95 % nachhaltig reichen aus: Warum „hellgrüner“ Wasserstoff besser ist. Das konnte man in dieser Woche in der Online-Ausgabe der Zeitung „Der Ingenieur“ lesen. Worum es da geht? In dem Beitrag ist zu lesen, dass Forscher berechnet haben, dass „fast nachhaltig“ besser ist als mit aller Macht die 100-Prozent-Marke anzupeilen. Die Forschenden sind u. a. Professor Sansavini, Professor an der ETH in Zürich und sein Doktorand, Stefano Mingolla, der auch Hauptautor dieser Studie ist.

Nachgewiesen haben sie ihre These am Beispiel der Produktion von Ammoniak. Jährlich werden weltweit 180 Millionen Tonnen Ammoniak produziert, hauptsächlich für die Düngemittelindustrie. Und der Hauptproduktionspfad ist Erdgas. Ammoniak ist ein Zwischenprodukt auf dem Weg zu vielen weiteren Produkten.

Wasserstoff ist der Champagner der Energiewende. Und er kann nicht grün genug sein. Man braucht ihn überall. Im Verkehr. In der Stahlindustrie. Beim Zement und beim Aluminium. Und eben auch bei der Produktion von Ammoniak. Es gibt noch viele weitere Möglichkeiten. Wasserstoff ist der Grundstoff der Energiewende. Es gibt auch den Wasserstoff der mit Atomenergie erzeugt wird. Das ist sogenannter violetter/ pinker oder auch roter Wasserstoff. Wen die Farbenlehre des Wasserstoffs interessiert, der darf das hier nachlesen. Aber zurück zur Ausgangsfrage. Wie grün muss Wasserstoff sein, damit er einen Beitrag zur Energiewende leisten kann.

Dass unterschiedliche Energieformen bei der Wasserstoffproduktion eingesetzt werden können, ist bekannt.

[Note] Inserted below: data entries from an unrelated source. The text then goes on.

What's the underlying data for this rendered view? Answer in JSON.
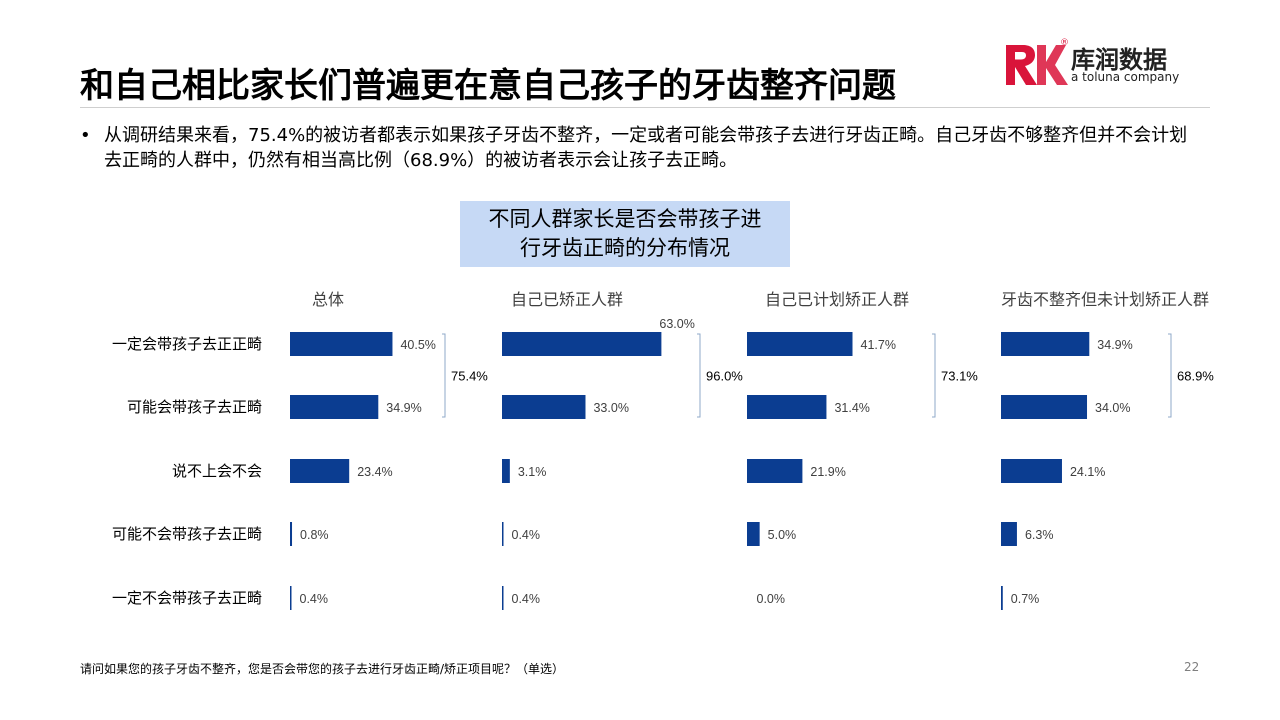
{
  "header": {
    "title": "和自己相比家长们普遍更在意自己孩子的牙齿整齐问题"
  },
  "logo": {
    "name": "库润数据",
    "tagline": "a toluna company",
    "registered_mark": "®",
    "colors": {
      "brand_red": "#d9143a"
    }
  },
  "bullet": {
    "symbol": "•",
    "text": "从调研结果来看，75.4%的被访者都表示如果孩子牙齿不整齐，一定或者可能会带孩子去进行牙齿正畸。自己牙齿不够整齐但并不会计划去正畸的人群中，仍然有相当高比例（68.9%）的被访者表示会让孩子去正畸。"
  },
  "chart_title": "不同人群家长是否会带孩子进行牙齿正畸的分布情况",
  "chart_data": {
    "type": "bar",
    "orientation": "horizontal",
    "bar_color": "#0b3d91",
    "categories": [
      "一定会带孩子去正正畸",
      "可能会带孩子去正畸",
      "说不上会不会",
      "可能不会带孩子去正畸",
      "一定不会带孩子去正畸"
    ],
    "panels": [
      {
        "name": "总体",
        "values": [
          40.5,
          34.9,
          23.4,
          0.8,
          0.4
        ],
        "labels": [
          "40.5%",
          "34.9%",
          "23.4%",
          "0.8%",
          "0.4%"
        ],
        "combined_label": "75.4%"
      },
      {
        "name": "自己已矫正人群",
        "values": [
          63.0,
          33.0,
          3.1,
          0.4,
          0.4
        ],
        "labels": [
          "63.0%",
          "33.0%",
          "3.1%",
          "0.4%",
          "0.4%"
        ],
        "combined_label": "96.0%"
      },
      {
        "name": "自己已计划矫正人群",
        "values": [
          41.7,
          31.4,
          21.9,
          5.0,
          0.0
        ],
        "labels": [
          "41.7%",
          "31.4%",
          "21.9%",
          "5.0%",
          "0.0%"
        ],
        "combined_label": "73.1%"
      },
      {
        "name": "牙齿不整齐但未计划矫正人群",
        "values": [
          34.9,
          34.0,
          24.1,
          6.3,
          0.7
        ],
        "labels": [
          "34.9%",
          "34.0%",
          "24.1%",
          "6.3%",
          "0.7%"
        ],
        "combined_label": "68.9%"
      }
    ]
  },
  "footnote": "请问如果您的孩子牙齿不整齐，您是否会带您的孩子去进行牙齿正畸/矫正项目呢？（单选）",
  "page_number": "22"
}
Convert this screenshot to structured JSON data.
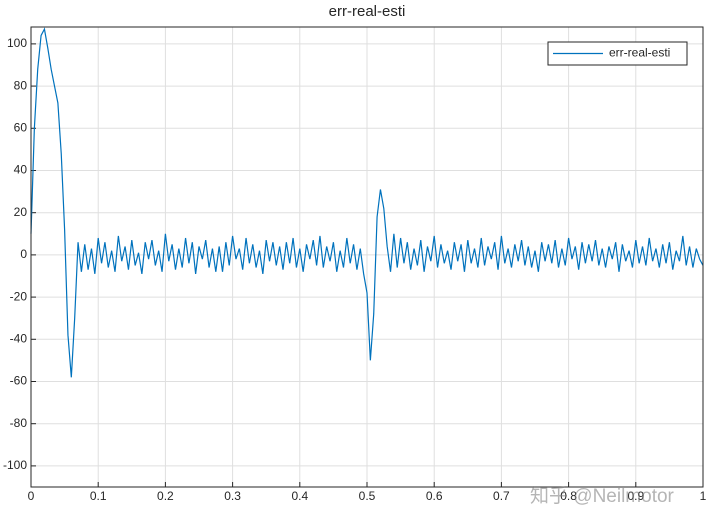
{
  "chart_data": {
    "type": "line",
    "title": "err-real-esti",
    "x": [
      0,
      0.005,
      0.01,
      0.015,
      0.02,
      0.025,
      0.03,
      0.035,
      0.04,
      0.045,
      0.05,
      0.055,
      0.06,
      0.065,
      0.07,
      0.075,
      0.08,
      0.085,
      0.09,
      0.095,
      0.1,
      0.105,
      0.11,
      0.115,
      0.12,
      0.125,
      0.13,
      0.135,
      0.14,
      0.145,
      0.15,
      0.155,
      0.16,
      0.165,
      0.17,
      0.175,
      0.18,
      0.185,
      0.19,
      0.195,
      0.2,
      0.205,
      0.21,
      0.215,
      0.22,
      0.225,
      0.23,
      0.235,
      0.24,
      0.245,
      0.25,
      0.255,
      0.26,
      0.265,
      0.27,
      0.275,
      0.28,
      0.285,
      0.29,
      0.295,
      0.3,
      0.305,
      0.31,
      0.315,
      0.32,
      0.325,
      0.33,
      0.335,
      0.34,
      0.345,
      0.35,
      0.355,
      0.36,
      0.365,
      0.37,
      0.375,
      0.38,
      0.385,
      0.39,
      0.395,
      0.4,
      0.405,
      0.41,
      0.415,
      0.42,
      0.425,
      0.43,
      0.435,
      0.44,
      0.445,
      0.45,
      0.455,
      0.46,
      0.465,
      0.47,
      0.475,
      0.48,
      0.485,
      0.49,
      0.495,
      0.5,
      0.505,
      0.51,
      0.515,
      0.52,
      0.525,
      0.53,
      0.535,
      0.54,
      0.545,
      0.55,
      0.555,
      0.56,
      0.565,
      0.57,
      0.575,
      0.58,
      0.585,
      0.59,
      0.595,
      0.6,
      0.605,
      0.61,
      0.615,
      0.62,
      0.625,
      0.63,
      0.635,
      0.64,
      0.645,
      0.65,
      0.655,
      0.66,
      0.665,
      0.67,
      0.675,
      0.68,
      0.685,
      0.69,
      0.695,
      0.7,
      0.705,
      0.71,
      0.715,
      0.72,
      0.725,
      0.73,
      0.735,
      0.74,
      0.745,
      0.75,
      0.755,
      0.76,
      0.765,
      0.77,
      0.775,
      0.78,
      0.785,
      0.79,
      0.795,
      0.8,
      0.805,
      0.81,
      0.815,
      0.82,
      0.825,
      0.83,
      0.835,
      0.84,
      0.845,
      0.85,
      0.855,
      0.86,
      0.865,
      0.87,
      0.875,
      0.88,
      0.885,
      0.89,
      0.895,
      0.9,
      0.905,
      0.91,
      0.915,
      0.92,
      0.925,
      0.93,
      0.935,
      0.94,
      0.945,
      0.95,
      0.955,
      0.96,
      0.965,
      0.97,
      0.975,
      0.98,
      0.985,
      0.99,
      0.995,
      1
    ],
    "series": [
      {
        "name": "err-real-esti",
        "color": "#0072bd",
        "values": [
          10,
          60,
          88,
          104,
          107,
          98,
          88,
          80,
          72,
          48,
          12,
          -38,
          -58,
          -30,
          6,
          -8,
          5,
          -7,
          3,
          -9,
          8,
          -4,
          6,
          -6,
          2,
          -8,
          9,
          -3,
          4,
          -7,
          7,
          -5,
          1,
          -9,
          6,
          -2,
          7,
          -5,
          2,
          -8,
          10,
          -3,
          5,
          -7,
          3,
          -6,
          8,
          -4,
          6,
          -9,
          4,
          -2,
          7,
          -6,
          3,
          -8,
          4,
          -8,
          6,
          -5,
          9,
          -2,
          3,
          -7,
          8,
          -4,
          5,
          -6,
          2,
          -9,
          7,
          -3,
          6,
          -5,
          4,
          -7,
          6,
          -4,
          8,
          -6,
          3,
          -8,
          5,
          -2,
          7,
          -5,
          9,
          -6,
          4,
          -3,
          6,
          -8,
          2,
          -6,
          8,
          -4,
          5,
          -7,
          3,
          -9,
          -18,
          -50,
          -28,
          18,
          31,
          22,
          4,
          -8,
          10,
          -6,
          8,
          -4,
          6,
          -7,
          3,
          -5,
          7,
          -8,
          4,
          -3,
          9,
          -6,
          5,
          -4,
          2,
          -7,
          6,
          -3,
          5,
          -8,
          7,
          -4,
          3,
          -6,
          8,
          -5,
          4,
          -2,
          6,
          -7,
          9,
          -4,
          3,
          -6,
          5,
          -3,
          7,
          -5,
          4,
          -6,
          2,
          -8,
          6,
          -3,
          5,
          -4,
          7,
          -6,
          3,
          -5,
          8,
          -2,
          4,
          -7,
          6,
          -4,
          5,
          -3,
          7,
          -5,
          3,
          -6,
          4,
          -2,
          6,
          -8,
          5,
          -3,
          2,
          -6,
          7,
          -4,
          4,
          -5,
          8,
          -3,
          3,
          -6,
          5,
          -4,
          6,
          -7,
          2,
          -3,
          9,
          -5,
          4,
          -6,
          3,
          -2,
          -5
        ]
      }
    ],
    "xlim": [
      0,
      1
    ],
    "xticks": [
      0,
      0.1,
      0.2,
      0.3,
      0.4,
      0.5,
      0.6,
      0.7,
      0.8,
      0.9,
      1
    ],
    "ylim": [
      -110,
      108
    ],
    "yticks": [
      -100,
      -80,
      -60,
      -40,
      -20,
      0,
      20,
      40,
      60,
      80,
      100
    ],
    "grid": true,
    "legend": "upper right",
    "watermark": "知乎 @Neilmotor"
  }
}
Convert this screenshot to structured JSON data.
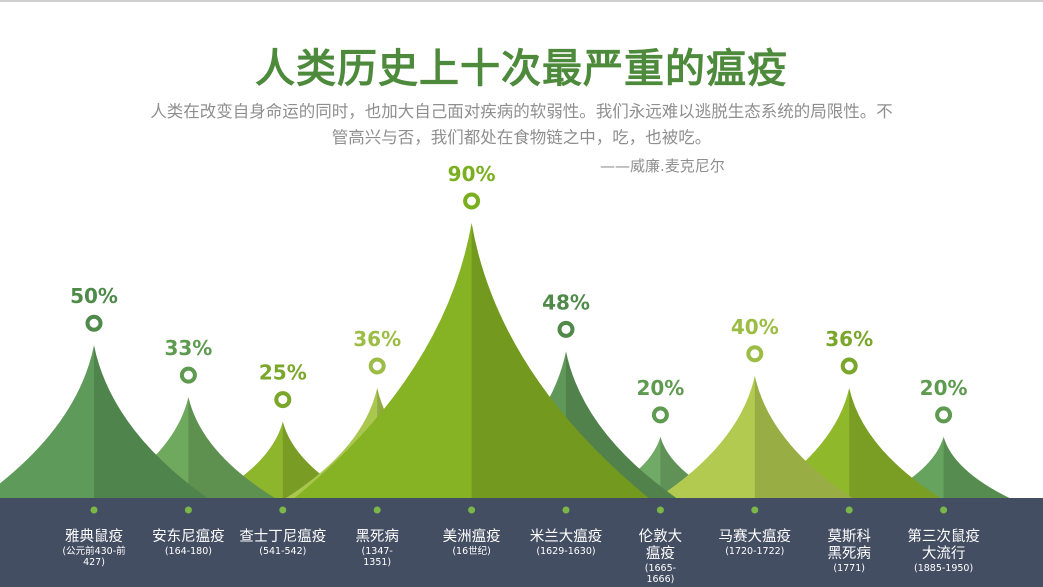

Deswegen lag es nahe, dass man deshalb einmal darüber nachdenkt, ob bei Dunkelflaute oder ähnlichem unbedingt die Produktion von Wasserstoff eingestellt werden müsste, weil man wiederum unbedingt nur grünen Wasserstoff haben will. Wie zum Beispiel bei der Produktion von Ammoniak.

In Zeiten ohne ausreichend Sonnen- oder Windenergie kann Strom aus dem Netz bezogen werden, der teilweise aus fossilen Quellen stammt. Diese Flexibilität reduziert die Gesamtkosten der Wasserstoffproduktion. Und hält die Kosten niedrig.

Im ersten Schritt machen die Forscher einen Vergleich der Gesamtkosten. Zitat: „Die Berechnungen zeigen, dass die Treibhausgasemissionen der Ammoniakproduktion um 95 % gesenkt werden könnten, wenn der Wasserstoff nicht mehr als ein Kilogramm CO2 pro Kilogramm Wasserstoff freisetzt.“ Das tut er aber nicht. Wieder ein Zitat aus dem Bericht: Zum Vergleich: Ein Kg Wasserstoff, das mit dem Schweizer Strommix hergestellt wird, verursacht 1,7 Kg CO2. Mit dem heutigen deutschen Strommix sind es 18 Kg CO2, mit dem niederländischen Strommix 16 Kg und mit dem polnischen Strommix 33 Kg. Also muss investiert werden. Oder alternativ ausgelagert.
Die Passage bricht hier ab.